Widely known for his pioneering research and co-founding of the field of semiconducting and metallic polymers, Dr. Heeger is also the recipient of numerous awards, including the Nobel Prize in Chemistry (2000), the Oliver E. Buckley Prize for Condensed Matter Physics, the Balzan Prize for the Science of New Materials, the President’s Medal for Distinguished Achievement from the University of Pennsylvania, the Chancellor’s Medal from the University of California, Santa Barbara, and honorary doctorates from universities in the United States, Europe and Asia.
He is a member of the National Academy of Science (USA), the National Academy of Engineering (USA), the Korean Academy of Science and the Chinese Academy of Science. Prof. Heeger has more than 900 publications in scientific journals and more than 50 patents. He founded UNIAX Corporation in 1990. UNIAX was acquired by DuPont in 2000. He is Co-founder and Chairman of CBrite Inc. in Santa Barbara. He is Co-founder and Vice-Chairman of Cynvenio (micro fluidics for cell sorting and related areas) and Cytomx Therapeutics (novel technology for targeted drug delivery).
Dr. Vonlanthen is currently working with Dr. Alan Heeger at the University of California, Santa Barbara to create inexpensive supercapacitors. He is an author of numerous high impact and peer-reviewed publications in the field of energy research. Dr. Vonlanthen is an expert in polymer electrodes, as well as organic, ionic and porous systems for energy applications, and is an inventor on several international patents. He was working with multiple industry (Osram, Siemens, VTT, IBM) and university partners before he joined UCSB.
His areas of research related to BioSolar include conducting polymers for energy storage applications and the identification of potential new materials and energy storage technologies. Dr. Vonlanthen holds a Ph.D. in Chemistry (magna cum laude) from the University of Basel, Switzerland, where he worked with the Vice President of the University on novel organic semiconductor materials for solution-processable OLEDs.
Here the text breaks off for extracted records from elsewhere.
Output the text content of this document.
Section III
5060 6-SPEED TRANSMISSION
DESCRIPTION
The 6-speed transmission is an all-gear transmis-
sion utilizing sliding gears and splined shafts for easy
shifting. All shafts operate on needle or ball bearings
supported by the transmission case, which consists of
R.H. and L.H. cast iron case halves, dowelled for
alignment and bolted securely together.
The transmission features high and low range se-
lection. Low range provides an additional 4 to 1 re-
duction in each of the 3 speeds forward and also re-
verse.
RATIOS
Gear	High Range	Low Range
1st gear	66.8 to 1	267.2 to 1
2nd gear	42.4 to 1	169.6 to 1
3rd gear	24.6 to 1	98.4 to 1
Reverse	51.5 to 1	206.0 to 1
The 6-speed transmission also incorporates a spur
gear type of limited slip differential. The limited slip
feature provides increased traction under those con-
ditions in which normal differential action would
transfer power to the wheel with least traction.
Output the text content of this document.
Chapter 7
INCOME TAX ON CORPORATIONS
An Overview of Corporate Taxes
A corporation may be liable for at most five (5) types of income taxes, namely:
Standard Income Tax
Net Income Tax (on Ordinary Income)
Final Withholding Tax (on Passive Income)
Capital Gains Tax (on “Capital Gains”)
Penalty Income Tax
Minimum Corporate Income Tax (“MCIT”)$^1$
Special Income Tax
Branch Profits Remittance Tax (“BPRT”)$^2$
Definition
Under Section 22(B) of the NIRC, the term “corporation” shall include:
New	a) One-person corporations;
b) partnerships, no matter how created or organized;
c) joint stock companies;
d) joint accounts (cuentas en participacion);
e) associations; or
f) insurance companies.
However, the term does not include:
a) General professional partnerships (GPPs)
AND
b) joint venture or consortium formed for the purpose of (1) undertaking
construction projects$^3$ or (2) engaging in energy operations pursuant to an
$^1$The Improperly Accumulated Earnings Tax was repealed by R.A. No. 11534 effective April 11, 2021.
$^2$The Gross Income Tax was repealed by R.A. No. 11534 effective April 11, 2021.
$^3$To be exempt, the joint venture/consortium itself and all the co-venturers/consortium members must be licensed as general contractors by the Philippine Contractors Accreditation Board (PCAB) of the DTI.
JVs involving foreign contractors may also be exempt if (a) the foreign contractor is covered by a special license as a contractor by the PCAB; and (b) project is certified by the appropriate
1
During this period, he served as a spokesman of the University for a large international academic-industry research consortium. Dr. Vonlanthen was recently awarded with multiple research grants from the Swiss National Science Foundation (SNF), from the Fred and Linda R. Wudl Chair for his outstanding work on inexpensive supercapacitors.
BioSolar, producer of innovative bio-based solar energy products, is currently developing a breakthrough supercapacitor technology for reducing the cost of storing the energy of the sun. Existing battery technologies, such as lithium-ion batteries, are good for longer-term energy storage, but cannot be charged or discharged rapidly. This characteristic limits the use of batteries for power backup applications. Inspired by nature, BioSolar is developing a low cost polymer based supercapacitor that can be charged and discharged hundreds of times faster than batteries, and will complement batteries for the storage of solar energy. By integrating BioSolar supercapacitors as the high power frontend to battery banks, with fewer battery banks than would ordinarily be required, daytime solar energy can be quickly and cost-effectively stored for nighttime use at a substantially lower cost. This potentially game-changing technology will allow users of solar energy systems to reduce their dependence or go completely off the electric utility power grid.